Branch Target Buffer (BTB)

The simplest predictor that uses history is the branch target buffer. So how does it work? The program counter (PC) is used to index into the BTB. Stored at this index is the predicted next program counter. The next program counter is fetched into the pipeline. When the branch is calculated, the real next program counter is determined and compared against the predicted next program counter that was fetched. If they're the same, the BTB predicted the next program counter correctly based upon the historical data saved for the program counter used as an index. If they're not the same, the BTB predicted incorrectly and the next program counter is saved to the BTB using the index program counter.


How big does the BTB need to be to implement the predictor? Well it serves the purpose of predicting the next instruction based upon the current instruction in the program counter. So in order to feasibly predict every next instruction, we need to have an index for every instruction in the program - meaning the BTB needs to be the same size as the program itself! That's not realistic, let's see if we can't find another answer.


Realistic BTB

First, we don't need an entry in the BTB for every single instruction in the program - we can have the BTB contain only the instructions that are most likely to be executed next. The BTB will operate somewhat like a cache, using values that are most recently used. An example provided in the lecture is a loop that contains, say, 100 instructions. As the loop executes, the BTB fills with the loop's instructions and the BTB doesn't change for the duration of the loop.

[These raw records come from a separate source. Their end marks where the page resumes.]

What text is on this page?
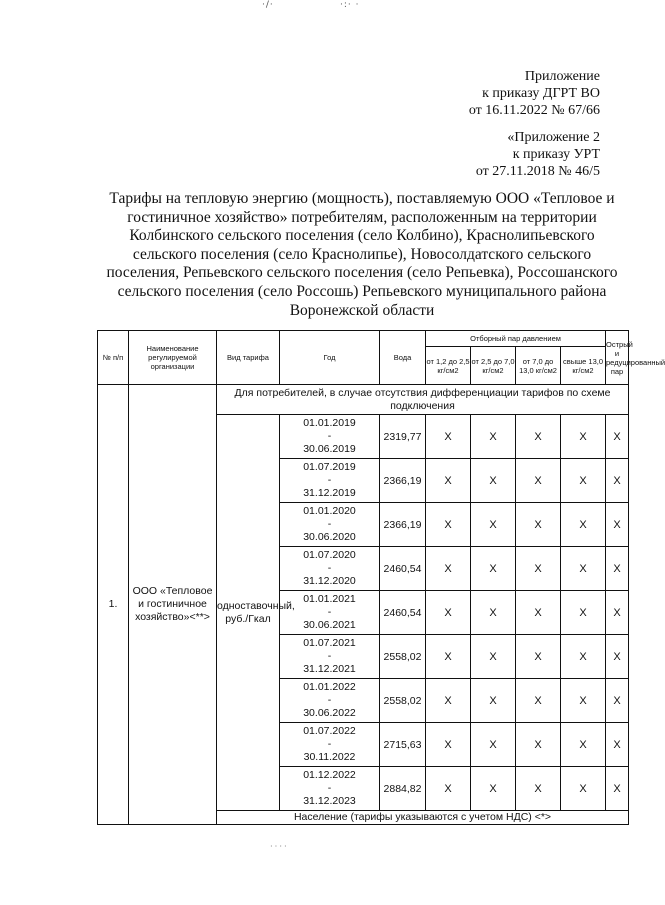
·/·	·:· ·
Приложение
к приказу ДГРТ ВО
от 16.11.2022 № 67/66
«Приложение 2
к приказу УРТ
от 27.11.2018 № 46/5
Тарифы на тепловую энергию (мощность), поставляемую ООО «Тепловое и гостиничное хозяйство» потребителям, расположенным на территории Колбинского сельского поселения (село Колбино), Краснолипьевского сельского поселения (село Краснолипье), Новосолдатского сельского поселения, Репьевского сельского поселения (село Репьевка), Россошанского сельского поселения (село Россошь) Репьевского муниципального района Воронежской области
№ п/п	Наименование регулируемой организации	Вид тарифа	Год	Вода	Отборный пар давлением				Острый и редуцированный пар
					от 1,2 до 2,5 кг/см2	от 2,5 до 7,0 кг/см2	от 7,0 до 13,0 кг/см2	свыше 13,0 кг/см2	
1.	ООО «Тепловое и гостиничное хозяйство»<**>	Для потребителей, в случае отсутствия дифференциации тарифов по схеме подключения							
		одноставочный, руб./Гкал	01.01.2019
-
30.06.2019	2319,77	X	X	X	X	X

			01.07.2019
-
31.12.2019	2366,19	X	X	X	X	X

			01.01.2020
-
30.06.2020	2366,19	X	X	X	X	X

			01.07.2020
-
31.12.2020	2460,54	X	X	X	X	X

			01.01.2021
-
30.06.2021	2460,54	X	X	X	X	X

			01.07.2021
-
31.12.2021	2558,02	X	X	X	X	X

			01.01.2022
-
30.06.2022	2558,02	X	X	X	X	X

			01.07.2022
-
30.11.2022	2715,63	X	X	X	X	X

			01.12.2022
-
31.12.2023	2884,82	X	X	X	X	X
		Население (тарифы указываются с учетом НДС) <*>							
· · · ·
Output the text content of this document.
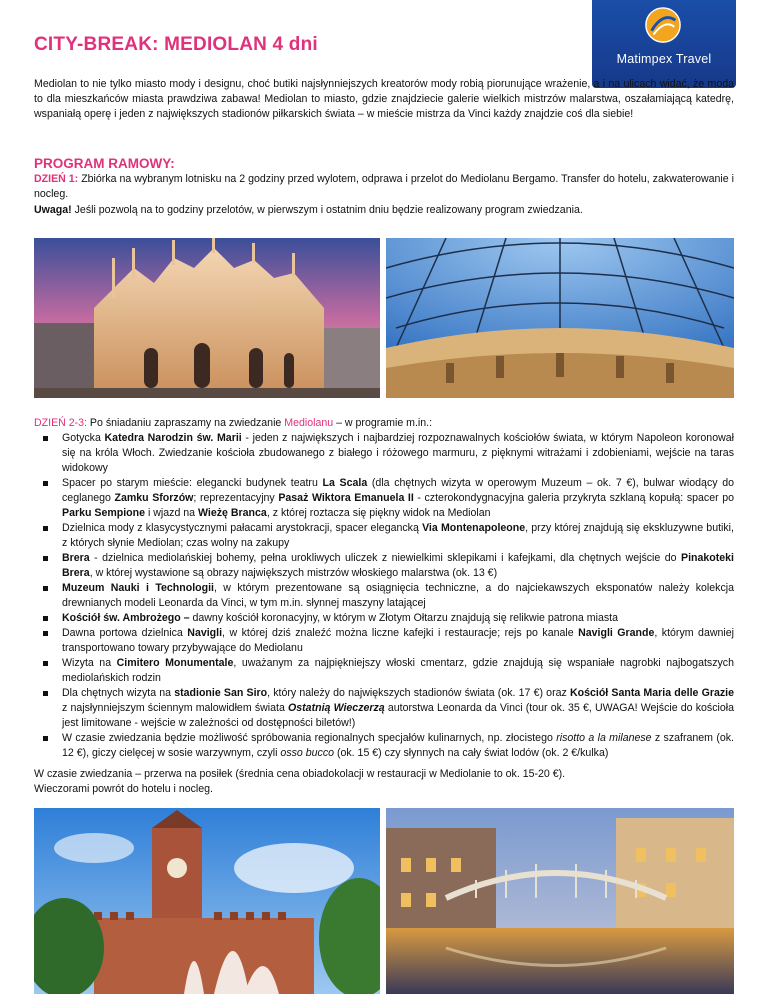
CITY-BREAK: MEDIOLAN 4 dni
Matimpex Travel
Mediolan to nie tylko miasto mody i designu, choć butiki najsłynniejszych kreatorów mody robią piorunujące wrażenie, a i na ulicach widać, że moda to dla mieszkańców miasta prawdziwa zabawa! Mediolan to miasto, gdzie znajdziecie galerie wielkich mistrzów malarstwa, oszałamiającą katedrę, wspaniałą operę i jeden z największych stadionów piłkarskich świata – w mieście mistrza da Vinci każdy znajdzie coś dla siebie!
PROGRAM RAMOWY:
DZIEŃ 1: Zbiórka na wybranym lotnisku na 2 godziny przed wylotem, odprawa i przelot do Mediolanu Bergamo. Transfer do hotelu, zakwaterowanie i nocleg.
Uwaga! Jeśli pozwolą na to godziny przelotów, w pierwszym i ostatnim dniu będzie realizowany program zwiedzania.
DZIEŃ 2-3: Po śniadaniu zapraszamy na zwiedzanie Mediolanu – w programie m.in.:
Gotycka Katedra Narodzin św. Marii - jeden z największych i najbardziej rozpoznawalnych kościołów świata, w którym Napoleon koronował się na króla Włoch. Zwiedzanie kościoła zbudowanego z białego i różowego marmuru, z pięknymi witrażami i zdobieniami, wejście na taras widokowy
Spacer po starym mieście: elegancki budynek teatru La Scala (dla chętnych wizyta w operowym Muzeum – ok. 7 €), bulwar wiodący do ceglanego Zamku Sforzów; reprezentacyjny Pasaż Wiktora Emanuela II - czterokondygnacyjna galeria przykryta szklaną kopułą: spacer po Parku Sempione i wjazd na Wieżę Branca, z której roztacza się piękny widok na Mediolan
Dzielnica mody z klasycystycznymi pałacami arystokracji, spacer elegancką Via Montenapoleone, przy której znajdują się ekskluzywne butiki, z których słynie Mediolan; czas wolny na zakupy
Brera - dzielnica mediolańskiej bohemy, pełna urokliwych uliczek z niewielkimi sklepikami i kafejkami, dla chętnych wejście do Pinakoteki Brera, w której wystawione są obrazy największych mistrzów włoskiego malarstwa (ok. 13 €)
Muzeum Nauki i Technologii, w którym prezentowane są osiągnięcia techniczne, a do najciekawszych eksponatów należy kolekcja drewnianych modeli Leonarda da Vinci, w tym m.in. słynnej maszyny latającej
Kościół św. Ambrożego – dawny kościół koronacyjny, w którym w Złotym Ołtarzu znajdują się relikwie patrona miasta
Dawna portowa dzielnica Navigli, w której dziś znaleźć można liczne kafejki i restauracje; rejs po kanale Navigli Grande, którym dawniej transportowano towary przybywające do Mediolanu
Wizyta na Cimitero Monumentale, uważanym za najpiękniejszy włoski cmentarz, gdzie znajdują się wspaniałe nagrobki najbogatszych mediolańskich rodzin
Dla chętnych wizyta na stadionie San Siro, który należy do największych stadionów świata (ok. 17 €) oraz Kościół Santa Maria delle Grazie z najsłynniejszym ściennym malowidłem świata Ostatnią Wieczerzą autorstwa Leonarda da Vinci (tour ok. 35 €, UWAGA! Wejście do kościoła jest limitowane - wejście w zależności od dostępności biletów!)
W czasie zwiedzania będzie możliwość spróbowania regionalnych specjałów kulinarnych, np. złocistego risotto a la milanese z szafranem (ok. 12 €), giczy cielęcej w sosie warzywnym, czyli osso bucco (ok. 15 €) czy słynnych na cały świat lodów (ok. 2 €/kulka)
W czasie zwiedzania – przerwa na posiłek (średnia cena obiadokolacji w restauracji w Mediolanie to ok. 15-20 €).
Wieczorami powrót do hotelu i nocleg.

So how do we avoid program counter index collisions in the BTB? We use a mapping function that's simple enough to execute within one cycle. In the example provided, if the BTB contains 1024 entries, we use the last 10 bits of our 64 bit program counters as indices. Why are we using the LSB of our program counters? Because as a program increments, these values are what changes when each instruction is executed.


BTB Quiz

In the quiz below, we would think that we would just use the last 10 bits of the program counter, however, because our architecture enforces 4 bytes instructions that are word-aligned, each entry in the BTB needs to be even and also divisible by 4. So, in a BTB of 1024 entries, we would only be using 256 of the values - that's a lot of wasted entries.

Our solution is to ignore the last 2 bits of the program counter and use the 10 bits to the left of these ignored bits - these bits are the ones that are most likely to change. Using this indexing function, a program counter of 0x0000ab0c will be contained at BTB index 0x2c3.